The tool parses your HTML and analyses each <table> it finds. For every table it reports on:

  • Header cells — does the table contain any th elements at all? A data table with none is a hard failure.
  • Scope — do the th cells carry scope="col" or scope="row"? Missing scope is flagged as a recommendation, especially when both row and column headers exist.
  • Caption — is there a <caption> giving the table a name? Recommended for all data tables.
  • Sections — are thead/tbody present to separate header rows from body rows?
  • Layout detection — a table with no th and no caption is flagged as a probable layout table.
  • Complex tablesth cells with colspan/rowspan are flagged so you can verify id/headers associations manually.

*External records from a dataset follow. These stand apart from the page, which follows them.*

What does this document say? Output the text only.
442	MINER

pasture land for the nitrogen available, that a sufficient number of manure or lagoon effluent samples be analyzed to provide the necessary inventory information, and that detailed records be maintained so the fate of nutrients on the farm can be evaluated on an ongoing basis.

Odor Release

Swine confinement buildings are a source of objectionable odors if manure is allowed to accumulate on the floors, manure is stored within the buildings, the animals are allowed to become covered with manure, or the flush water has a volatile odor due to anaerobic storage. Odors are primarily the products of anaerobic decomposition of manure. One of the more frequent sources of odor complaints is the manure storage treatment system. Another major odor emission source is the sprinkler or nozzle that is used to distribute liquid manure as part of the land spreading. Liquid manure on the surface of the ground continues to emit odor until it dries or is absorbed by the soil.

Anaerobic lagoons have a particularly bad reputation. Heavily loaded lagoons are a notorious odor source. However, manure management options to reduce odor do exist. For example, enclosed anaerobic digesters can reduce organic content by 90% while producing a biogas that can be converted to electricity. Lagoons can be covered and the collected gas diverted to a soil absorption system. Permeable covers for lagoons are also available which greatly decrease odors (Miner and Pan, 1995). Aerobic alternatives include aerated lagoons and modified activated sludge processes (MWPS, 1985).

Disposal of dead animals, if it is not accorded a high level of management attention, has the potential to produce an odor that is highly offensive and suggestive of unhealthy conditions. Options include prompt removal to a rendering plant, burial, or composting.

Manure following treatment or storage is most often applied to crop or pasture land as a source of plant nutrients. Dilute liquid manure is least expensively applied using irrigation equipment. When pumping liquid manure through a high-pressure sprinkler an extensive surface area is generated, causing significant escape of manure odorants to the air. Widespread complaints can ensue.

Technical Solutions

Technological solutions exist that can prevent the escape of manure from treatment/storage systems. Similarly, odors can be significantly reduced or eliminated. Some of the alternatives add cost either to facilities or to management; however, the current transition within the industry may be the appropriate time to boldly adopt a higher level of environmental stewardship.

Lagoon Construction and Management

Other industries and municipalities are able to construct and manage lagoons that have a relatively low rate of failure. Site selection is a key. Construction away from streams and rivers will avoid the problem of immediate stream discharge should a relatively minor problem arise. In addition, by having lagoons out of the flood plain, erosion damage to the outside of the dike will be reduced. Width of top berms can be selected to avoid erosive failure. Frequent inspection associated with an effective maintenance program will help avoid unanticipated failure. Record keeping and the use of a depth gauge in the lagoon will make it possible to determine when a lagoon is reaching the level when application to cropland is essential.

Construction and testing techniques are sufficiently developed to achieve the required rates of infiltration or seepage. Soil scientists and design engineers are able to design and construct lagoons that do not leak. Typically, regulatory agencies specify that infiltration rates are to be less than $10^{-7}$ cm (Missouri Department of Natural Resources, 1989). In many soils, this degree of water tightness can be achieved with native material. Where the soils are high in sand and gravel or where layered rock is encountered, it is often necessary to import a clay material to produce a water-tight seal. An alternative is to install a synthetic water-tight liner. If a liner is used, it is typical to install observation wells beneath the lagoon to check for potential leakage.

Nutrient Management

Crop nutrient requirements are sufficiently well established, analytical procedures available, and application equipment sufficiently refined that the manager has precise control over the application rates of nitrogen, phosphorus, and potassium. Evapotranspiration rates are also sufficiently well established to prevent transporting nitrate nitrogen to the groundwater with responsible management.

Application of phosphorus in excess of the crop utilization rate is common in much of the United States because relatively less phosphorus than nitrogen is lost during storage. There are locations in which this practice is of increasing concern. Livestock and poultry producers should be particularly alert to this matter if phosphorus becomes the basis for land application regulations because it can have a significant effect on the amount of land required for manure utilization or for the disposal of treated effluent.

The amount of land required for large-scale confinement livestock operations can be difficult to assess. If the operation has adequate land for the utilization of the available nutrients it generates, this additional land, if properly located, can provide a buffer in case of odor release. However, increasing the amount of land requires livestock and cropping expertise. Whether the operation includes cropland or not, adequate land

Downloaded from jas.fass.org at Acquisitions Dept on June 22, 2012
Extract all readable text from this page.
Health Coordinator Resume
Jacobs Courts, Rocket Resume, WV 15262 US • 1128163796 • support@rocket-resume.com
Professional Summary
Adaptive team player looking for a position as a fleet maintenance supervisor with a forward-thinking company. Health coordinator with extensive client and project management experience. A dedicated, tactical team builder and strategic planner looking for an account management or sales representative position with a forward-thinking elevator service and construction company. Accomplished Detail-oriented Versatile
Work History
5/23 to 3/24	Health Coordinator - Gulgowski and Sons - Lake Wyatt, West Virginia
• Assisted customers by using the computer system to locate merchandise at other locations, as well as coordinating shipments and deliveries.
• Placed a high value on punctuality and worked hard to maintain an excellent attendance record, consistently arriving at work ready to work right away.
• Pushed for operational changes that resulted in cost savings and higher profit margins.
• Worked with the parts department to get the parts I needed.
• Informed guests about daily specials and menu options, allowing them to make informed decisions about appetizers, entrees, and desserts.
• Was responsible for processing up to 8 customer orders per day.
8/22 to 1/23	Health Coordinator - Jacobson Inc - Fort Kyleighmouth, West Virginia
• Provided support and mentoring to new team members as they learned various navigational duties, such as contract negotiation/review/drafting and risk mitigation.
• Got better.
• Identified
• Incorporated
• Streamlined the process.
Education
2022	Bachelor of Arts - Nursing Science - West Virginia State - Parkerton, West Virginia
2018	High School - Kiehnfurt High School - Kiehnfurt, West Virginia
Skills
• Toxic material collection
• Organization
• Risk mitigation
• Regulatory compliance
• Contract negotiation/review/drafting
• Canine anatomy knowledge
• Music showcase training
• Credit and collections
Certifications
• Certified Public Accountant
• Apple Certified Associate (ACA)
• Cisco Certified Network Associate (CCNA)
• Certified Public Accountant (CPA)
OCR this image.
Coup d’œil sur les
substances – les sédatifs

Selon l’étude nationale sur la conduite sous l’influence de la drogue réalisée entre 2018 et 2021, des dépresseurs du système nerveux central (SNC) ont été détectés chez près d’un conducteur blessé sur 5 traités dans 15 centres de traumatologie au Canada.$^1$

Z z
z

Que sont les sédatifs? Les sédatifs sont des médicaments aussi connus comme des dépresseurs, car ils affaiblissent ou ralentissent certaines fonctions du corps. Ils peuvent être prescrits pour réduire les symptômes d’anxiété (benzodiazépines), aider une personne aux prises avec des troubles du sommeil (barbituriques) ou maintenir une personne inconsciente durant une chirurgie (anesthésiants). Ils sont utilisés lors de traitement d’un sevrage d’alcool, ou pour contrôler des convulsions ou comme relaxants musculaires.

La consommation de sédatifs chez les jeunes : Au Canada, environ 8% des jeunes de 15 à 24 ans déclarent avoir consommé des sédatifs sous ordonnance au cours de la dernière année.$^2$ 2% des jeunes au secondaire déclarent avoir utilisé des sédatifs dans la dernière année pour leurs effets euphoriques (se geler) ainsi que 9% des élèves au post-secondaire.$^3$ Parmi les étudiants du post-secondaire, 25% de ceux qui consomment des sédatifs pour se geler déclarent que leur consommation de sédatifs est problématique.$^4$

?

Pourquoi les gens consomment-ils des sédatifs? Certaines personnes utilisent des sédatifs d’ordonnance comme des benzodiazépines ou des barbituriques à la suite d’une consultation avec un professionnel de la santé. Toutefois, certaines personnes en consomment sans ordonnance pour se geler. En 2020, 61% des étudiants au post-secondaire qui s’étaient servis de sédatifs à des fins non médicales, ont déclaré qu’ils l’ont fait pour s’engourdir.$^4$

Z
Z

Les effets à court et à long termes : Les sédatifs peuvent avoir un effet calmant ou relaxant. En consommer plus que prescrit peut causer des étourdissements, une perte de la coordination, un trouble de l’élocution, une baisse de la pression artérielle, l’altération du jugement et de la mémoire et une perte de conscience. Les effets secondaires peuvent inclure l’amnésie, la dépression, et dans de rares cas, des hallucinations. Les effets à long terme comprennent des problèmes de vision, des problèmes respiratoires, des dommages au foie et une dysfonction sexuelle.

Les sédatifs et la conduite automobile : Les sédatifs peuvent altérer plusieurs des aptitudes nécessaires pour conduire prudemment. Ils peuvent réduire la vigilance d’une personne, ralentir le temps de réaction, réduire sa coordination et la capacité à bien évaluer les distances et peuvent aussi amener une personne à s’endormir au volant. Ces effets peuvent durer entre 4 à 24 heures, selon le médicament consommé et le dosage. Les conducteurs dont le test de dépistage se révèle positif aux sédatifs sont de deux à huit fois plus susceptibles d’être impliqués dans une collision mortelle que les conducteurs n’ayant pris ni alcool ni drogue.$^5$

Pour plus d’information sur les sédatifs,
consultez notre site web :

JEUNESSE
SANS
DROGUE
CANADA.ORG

This maps to WCAG 1.3.1 (Info and Relationships).

Example

<table>
  <tr><th scope="col">Month</th><th scope="col">Revenue</th></tr>
  <tr><th scope="row">January</th><td>£4,200</td></tr>
</table>

This passes the core checks: it has th header cells with scope, and each data cell is associated with both a column and a row header. Adding a <caption> would resolve the remaining recommendation.

Notes

  • Use th only for genuine headers; do not style ordinary td cells to look like headers.
  • For merged-cell tables, prefer the explicit id + headers pattern over scope.
  • If a table is purely decorative layout, replace it with CSS grid or flexbox, or add role="presentation".